Glad you gave it a whirl to start with; looks like you got something going so that’s good. =)
I would probably start with just having the check run once a minute, which should be adequate. The only time this will not work is if the ramp up from a healthy server to a broken server is less than a minute, which is definitely possible. But to start with, I would try something like the below which you would call from cron once a minute.
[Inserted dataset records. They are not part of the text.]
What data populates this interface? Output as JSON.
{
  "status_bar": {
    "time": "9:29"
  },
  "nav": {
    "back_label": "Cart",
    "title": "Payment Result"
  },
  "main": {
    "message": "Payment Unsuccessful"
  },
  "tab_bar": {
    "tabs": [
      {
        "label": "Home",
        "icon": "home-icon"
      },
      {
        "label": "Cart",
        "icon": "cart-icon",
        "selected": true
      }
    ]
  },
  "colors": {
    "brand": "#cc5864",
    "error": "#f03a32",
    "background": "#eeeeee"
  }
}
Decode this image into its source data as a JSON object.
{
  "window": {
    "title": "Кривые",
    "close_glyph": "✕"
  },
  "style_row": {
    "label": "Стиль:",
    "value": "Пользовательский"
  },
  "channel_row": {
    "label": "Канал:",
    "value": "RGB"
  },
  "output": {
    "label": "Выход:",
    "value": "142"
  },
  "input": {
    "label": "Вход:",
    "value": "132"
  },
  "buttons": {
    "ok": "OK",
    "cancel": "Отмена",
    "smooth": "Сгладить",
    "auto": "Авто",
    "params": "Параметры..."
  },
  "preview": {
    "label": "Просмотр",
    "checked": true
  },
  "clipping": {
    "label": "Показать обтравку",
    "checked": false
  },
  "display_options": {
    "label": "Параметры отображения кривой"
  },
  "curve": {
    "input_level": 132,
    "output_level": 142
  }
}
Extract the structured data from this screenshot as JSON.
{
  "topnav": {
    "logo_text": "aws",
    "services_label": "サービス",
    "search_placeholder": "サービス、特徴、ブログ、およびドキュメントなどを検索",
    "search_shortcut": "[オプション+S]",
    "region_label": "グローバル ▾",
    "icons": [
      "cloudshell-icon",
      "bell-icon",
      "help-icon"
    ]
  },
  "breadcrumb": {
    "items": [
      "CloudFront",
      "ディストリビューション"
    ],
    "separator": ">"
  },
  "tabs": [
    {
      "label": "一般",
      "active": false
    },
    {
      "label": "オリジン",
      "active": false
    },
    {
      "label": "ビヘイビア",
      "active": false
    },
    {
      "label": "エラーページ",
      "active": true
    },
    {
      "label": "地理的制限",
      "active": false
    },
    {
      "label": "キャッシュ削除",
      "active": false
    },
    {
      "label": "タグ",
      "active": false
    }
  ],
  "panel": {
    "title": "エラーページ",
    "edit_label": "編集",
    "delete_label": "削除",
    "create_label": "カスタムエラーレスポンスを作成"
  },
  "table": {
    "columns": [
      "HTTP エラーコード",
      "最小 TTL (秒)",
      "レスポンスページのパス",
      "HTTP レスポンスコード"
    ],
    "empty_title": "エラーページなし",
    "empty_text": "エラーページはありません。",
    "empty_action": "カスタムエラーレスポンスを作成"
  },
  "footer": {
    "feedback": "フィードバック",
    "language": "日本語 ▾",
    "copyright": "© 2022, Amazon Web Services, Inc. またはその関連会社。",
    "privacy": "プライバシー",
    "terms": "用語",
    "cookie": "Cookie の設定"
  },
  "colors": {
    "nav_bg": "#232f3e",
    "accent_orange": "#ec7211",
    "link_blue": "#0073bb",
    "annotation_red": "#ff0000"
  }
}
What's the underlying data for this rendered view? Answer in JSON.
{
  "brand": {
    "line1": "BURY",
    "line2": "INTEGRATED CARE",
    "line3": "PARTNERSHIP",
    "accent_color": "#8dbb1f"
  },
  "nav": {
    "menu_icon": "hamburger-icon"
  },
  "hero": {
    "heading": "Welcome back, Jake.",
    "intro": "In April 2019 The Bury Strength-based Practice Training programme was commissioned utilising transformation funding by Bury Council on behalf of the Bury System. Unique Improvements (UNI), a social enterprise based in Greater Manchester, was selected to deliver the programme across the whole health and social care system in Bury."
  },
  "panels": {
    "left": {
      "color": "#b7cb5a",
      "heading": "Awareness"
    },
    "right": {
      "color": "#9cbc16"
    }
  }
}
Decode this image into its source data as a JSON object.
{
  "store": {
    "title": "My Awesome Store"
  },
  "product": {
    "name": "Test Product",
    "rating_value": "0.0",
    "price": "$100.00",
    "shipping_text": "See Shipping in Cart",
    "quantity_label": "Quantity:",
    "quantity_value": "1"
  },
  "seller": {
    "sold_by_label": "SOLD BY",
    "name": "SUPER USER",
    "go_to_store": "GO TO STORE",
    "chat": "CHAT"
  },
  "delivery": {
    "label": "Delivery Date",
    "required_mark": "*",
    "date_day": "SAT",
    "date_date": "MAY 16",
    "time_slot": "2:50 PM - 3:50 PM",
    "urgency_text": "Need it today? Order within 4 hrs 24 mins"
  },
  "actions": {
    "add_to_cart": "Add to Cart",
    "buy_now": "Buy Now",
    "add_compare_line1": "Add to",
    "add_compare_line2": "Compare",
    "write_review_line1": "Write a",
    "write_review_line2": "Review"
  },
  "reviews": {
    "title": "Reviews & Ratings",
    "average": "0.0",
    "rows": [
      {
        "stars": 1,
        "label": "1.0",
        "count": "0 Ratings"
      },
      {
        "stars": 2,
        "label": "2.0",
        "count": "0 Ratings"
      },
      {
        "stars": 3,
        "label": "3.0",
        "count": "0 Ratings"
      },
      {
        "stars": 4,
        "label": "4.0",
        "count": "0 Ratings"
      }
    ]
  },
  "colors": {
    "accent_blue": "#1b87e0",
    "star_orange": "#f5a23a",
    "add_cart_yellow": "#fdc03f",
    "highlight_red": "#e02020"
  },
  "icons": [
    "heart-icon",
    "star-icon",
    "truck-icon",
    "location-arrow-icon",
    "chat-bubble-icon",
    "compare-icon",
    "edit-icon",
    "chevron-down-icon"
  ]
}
Note I just put this together, so make sure to test it yourself and make sure you are comfortable with it before using it:
#!/bin/bash
THREADS=`mysqladmin --user=user --password=password status | awk '{print $4}'`
if [ $THREADS -gt 300 ] && [ ! -e /tmp/mysql_proc_check.flg ]
then
touch /tmp/mysql_proc_check.flg
for i in {1..30}
do
echo "" >> /tmp/processlist.log
echo `date` >> /tmp/processlist.log
mysqladmin --user=user --password=pass processlist >> /tmp/processlist.log
echo "" >> /tmp/processlist.log
sleep 10
done
rm /tmp/mysql_proc_check.flg
fi
Theoretically this should check for connections greater than 300, and if that is the case, it then loops once every 10 seconds for 30 times, or 5 minutes in total (about). It will output the processlist each iteration to a file along with the date/time so you can track it easier. Note I added in a “flag” as well which should prevent this from running a bunch of times at once, as that would make things a lot worse. Which brings up the point that checking the processlist does add load, so do be careful with this.